Extrait du livre « Travailler avec les cinq obstacles », Ajahn Thiradhammo.
Dans le chapitre précédent, j’ai dit que la souffrance pouvait engendrer de l’énergie.
Cependant, nous devons être circonspects dans la manière dont nous l’utilisons car elle peut aussi provoquer de l’agitation.
Bien que la souffrance puisse nous sortir d’une léthargie complaisante, elle peut parfois être tellement désagréable que le « moi » va nous distraire en nous agitant ou en soulevant n’importe quel autre obstacle.
Peut-être que lorsque vous êtes assis en méditation, un certain inconfort physique commence à se faire sentir et finit par agiter l’esprit.
Certains croient que la méditation est meilleure quand elle dure très longtemps mais ils n’ont peut-être pas compris que le but de la méditation assise est de calmer l’esprit, pas de supporter l’inconfort au point d’en être agité.
Il est aussi possible qu’une souffrance mentale inconsciente cause de l’agitation, et nous préférons lutter contre cette agitation ou la supporter plutôt que d’essayer de découvrir ce qui se cache derrière.
Je me suis trouvé un jour dans un petit monastère du nord de la Thaïlande. C’était un endroit assez agréable dans une vallée tranquille. J’avais une petite cabane recouverte de chaume, un sentier pour méditer en marchant et je recevais suffisamment de nourriture dans mon bol chaque matin.

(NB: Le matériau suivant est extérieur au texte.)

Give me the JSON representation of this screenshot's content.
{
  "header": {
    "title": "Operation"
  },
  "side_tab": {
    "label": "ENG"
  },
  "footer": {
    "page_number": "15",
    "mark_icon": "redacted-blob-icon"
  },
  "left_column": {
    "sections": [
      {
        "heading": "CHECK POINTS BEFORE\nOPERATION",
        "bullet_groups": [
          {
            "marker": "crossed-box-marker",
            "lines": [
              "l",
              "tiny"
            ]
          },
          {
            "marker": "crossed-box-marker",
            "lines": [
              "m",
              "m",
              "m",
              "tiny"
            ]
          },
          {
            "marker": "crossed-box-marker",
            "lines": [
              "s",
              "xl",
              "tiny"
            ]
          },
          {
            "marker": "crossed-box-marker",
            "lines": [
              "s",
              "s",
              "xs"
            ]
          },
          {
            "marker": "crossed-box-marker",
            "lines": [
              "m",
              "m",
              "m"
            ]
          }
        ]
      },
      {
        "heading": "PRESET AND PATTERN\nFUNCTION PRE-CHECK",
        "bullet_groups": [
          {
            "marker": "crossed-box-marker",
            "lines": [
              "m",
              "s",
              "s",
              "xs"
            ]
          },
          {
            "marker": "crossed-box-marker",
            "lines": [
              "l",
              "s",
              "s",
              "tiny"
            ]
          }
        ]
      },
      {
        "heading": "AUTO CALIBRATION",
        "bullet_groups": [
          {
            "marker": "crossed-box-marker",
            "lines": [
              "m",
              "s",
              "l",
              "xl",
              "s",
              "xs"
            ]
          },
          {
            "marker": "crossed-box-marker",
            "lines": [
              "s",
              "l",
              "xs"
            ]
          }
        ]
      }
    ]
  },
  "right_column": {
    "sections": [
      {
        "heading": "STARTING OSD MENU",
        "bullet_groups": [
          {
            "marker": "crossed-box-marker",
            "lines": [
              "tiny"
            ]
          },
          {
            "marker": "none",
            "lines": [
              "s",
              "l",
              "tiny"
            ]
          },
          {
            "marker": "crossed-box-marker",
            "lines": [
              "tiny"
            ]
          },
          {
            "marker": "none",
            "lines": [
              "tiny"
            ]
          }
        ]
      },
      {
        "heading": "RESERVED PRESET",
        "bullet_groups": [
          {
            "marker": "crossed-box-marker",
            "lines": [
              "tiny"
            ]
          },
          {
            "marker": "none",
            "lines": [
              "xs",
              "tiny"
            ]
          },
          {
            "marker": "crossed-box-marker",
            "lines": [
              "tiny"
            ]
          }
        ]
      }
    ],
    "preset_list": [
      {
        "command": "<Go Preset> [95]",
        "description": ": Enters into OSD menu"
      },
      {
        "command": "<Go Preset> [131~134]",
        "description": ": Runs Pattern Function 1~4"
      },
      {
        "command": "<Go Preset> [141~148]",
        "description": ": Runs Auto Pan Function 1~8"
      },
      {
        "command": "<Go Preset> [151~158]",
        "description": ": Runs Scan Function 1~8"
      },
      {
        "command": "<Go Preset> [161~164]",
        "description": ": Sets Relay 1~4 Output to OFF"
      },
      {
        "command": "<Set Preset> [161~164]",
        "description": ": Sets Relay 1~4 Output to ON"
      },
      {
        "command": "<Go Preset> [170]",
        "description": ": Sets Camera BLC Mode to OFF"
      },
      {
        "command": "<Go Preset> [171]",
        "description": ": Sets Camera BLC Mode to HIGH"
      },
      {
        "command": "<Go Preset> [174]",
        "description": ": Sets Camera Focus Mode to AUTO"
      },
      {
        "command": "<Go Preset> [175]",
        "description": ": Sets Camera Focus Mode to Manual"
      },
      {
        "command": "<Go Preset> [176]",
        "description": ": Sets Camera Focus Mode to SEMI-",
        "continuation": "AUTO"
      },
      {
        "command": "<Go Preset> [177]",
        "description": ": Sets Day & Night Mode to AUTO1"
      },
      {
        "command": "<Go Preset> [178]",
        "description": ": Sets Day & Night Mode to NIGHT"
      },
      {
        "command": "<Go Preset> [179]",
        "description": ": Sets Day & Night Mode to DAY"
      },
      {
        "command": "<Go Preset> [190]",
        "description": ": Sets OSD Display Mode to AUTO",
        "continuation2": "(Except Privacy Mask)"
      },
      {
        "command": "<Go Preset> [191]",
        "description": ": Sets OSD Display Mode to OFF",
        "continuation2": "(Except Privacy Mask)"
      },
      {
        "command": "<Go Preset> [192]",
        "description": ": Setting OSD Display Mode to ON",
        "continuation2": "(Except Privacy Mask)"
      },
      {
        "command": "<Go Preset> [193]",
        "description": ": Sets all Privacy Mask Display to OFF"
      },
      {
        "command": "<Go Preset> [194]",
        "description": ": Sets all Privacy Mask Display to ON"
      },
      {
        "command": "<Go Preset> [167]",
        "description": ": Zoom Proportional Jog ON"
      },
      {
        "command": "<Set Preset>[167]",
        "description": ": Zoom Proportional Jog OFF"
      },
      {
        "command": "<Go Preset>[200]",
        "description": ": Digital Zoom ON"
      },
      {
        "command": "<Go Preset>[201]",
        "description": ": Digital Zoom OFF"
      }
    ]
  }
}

J’ai passé quelques jours à méditer dans cet endroit mais mon esprit refusait de se calmer. Les pensées ne cessaient d’aller et venir : blablabla… J’ai commencé à me demander ce qui se passait. Je ne pouvais rien reprocher au climat, à la nourriture ni au
logement. J’étais à court d’excuses – le problème venait peut-être des fantômes (28) ?!
Quoi qu’il en soit, comme je pensais visiter plusieurs monastères, je suis parti ailleurs et la méditation s’est améliorée. Plus tard, je suis allé dans un autre endroit qui se trouvait sur une colline sous un énorme banian, avec une vue spectaculaire sur la vallée et sur les montagnes recouvertes d’arbres. Je me suis dit : « Je ne peux pas méditer ici, je vais passer tout mon temps à regarder la vue. »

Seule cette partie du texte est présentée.